Fig 2. Raw and quantified data from the initial set of Western blot experiments.

[A] An example set of raw data from Western blot experiments is shown in Fig 2A. Three PDGFRα mutants containing the D842V point mutation were investigated. One mutant contains no additional YF point mutation, i.e. wild type (DV-WT) while the other two contain either Y720F (DV-dMAPK) or YY731/742FF (DV-dPI3K) point mutations which abrogate the recruitment sites of upstream signalling molecule for MAPK and PI3K/AKT/mTOR pathways, respectively. These experimental conditions were combined with the treatment with two signalling inhibitors, i.e. Wortmannin (W) [1 μM], which mainly inhibits PI3K, and U0126 (U) [10 μM], which mainly inhibits MEK1,2. Doxycycline is used to induce the transcription of the constitutively phosphorylated PDGFRα mutants. The experiment was performed in 3 biological replicates with 3 technical replicates.

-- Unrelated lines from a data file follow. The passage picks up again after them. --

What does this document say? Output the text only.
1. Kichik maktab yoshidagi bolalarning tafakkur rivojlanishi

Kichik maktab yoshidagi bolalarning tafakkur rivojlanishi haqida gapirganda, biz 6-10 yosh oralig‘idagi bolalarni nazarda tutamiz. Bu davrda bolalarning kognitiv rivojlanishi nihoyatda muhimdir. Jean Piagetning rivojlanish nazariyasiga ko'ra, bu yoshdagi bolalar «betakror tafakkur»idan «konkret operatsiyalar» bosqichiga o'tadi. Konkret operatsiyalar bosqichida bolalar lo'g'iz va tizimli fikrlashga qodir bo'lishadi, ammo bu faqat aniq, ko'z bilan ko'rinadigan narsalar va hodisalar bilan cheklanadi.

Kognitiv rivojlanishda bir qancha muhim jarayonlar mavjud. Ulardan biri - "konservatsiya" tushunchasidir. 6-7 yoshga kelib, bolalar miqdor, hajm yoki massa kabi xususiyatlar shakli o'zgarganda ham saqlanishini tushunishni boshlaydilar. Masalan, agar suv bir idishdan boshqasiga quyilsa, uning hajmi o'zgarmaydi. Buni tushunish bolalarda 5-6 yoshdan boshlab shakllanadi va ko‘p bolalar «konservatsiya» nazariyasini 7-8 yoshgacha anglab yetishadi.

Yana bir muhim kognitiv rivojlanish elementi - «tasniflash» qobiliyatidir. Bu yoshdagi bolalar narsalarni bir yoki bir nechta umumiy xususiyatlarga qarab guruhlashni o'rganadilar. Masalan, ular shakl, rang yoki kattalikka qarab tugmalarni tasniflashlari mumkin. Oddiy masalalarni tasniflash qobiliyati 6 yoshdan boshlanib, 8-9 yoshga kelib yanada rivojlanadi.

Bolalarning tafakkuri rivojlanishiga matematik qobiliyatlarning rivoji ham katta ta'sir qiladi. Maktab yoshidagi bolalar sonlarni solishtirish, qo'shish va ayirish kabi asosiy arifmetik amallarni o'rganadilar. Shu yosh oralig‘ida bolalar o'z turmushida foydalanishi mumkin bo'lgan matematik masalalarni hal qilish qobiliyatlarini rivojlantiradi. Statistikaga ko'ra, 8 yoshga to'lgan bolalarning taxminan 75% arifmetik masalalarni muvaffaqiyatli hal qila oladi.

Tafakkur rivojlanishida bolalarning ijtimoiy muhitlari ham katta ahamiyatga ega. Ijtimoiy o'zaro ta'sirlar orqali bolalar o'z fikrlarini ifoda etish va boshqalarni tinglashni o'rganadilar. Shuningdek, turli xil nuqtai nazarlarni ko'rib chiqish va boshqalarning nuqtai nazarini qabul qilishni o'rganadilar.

The signals from the calibrator sample (C) derived from the induced DV-WT cell line in an early passage were applied to calibrate relative intensities between Western blots. [B] The summarised quantified Western blot data are shown in Fig 2B. The signals were normalised against tubulin and subsequently calibrated by the calibrator signals. The normalised mean of technical triplicates from each biological replicate were pooled and re-normalised to the maximal value to generate the final mean and standard deviation values for modelling task. The significances between two data points were assessed with the Student’s T-test; p-value < 0.05 (*) and p-value < 0.01 (**).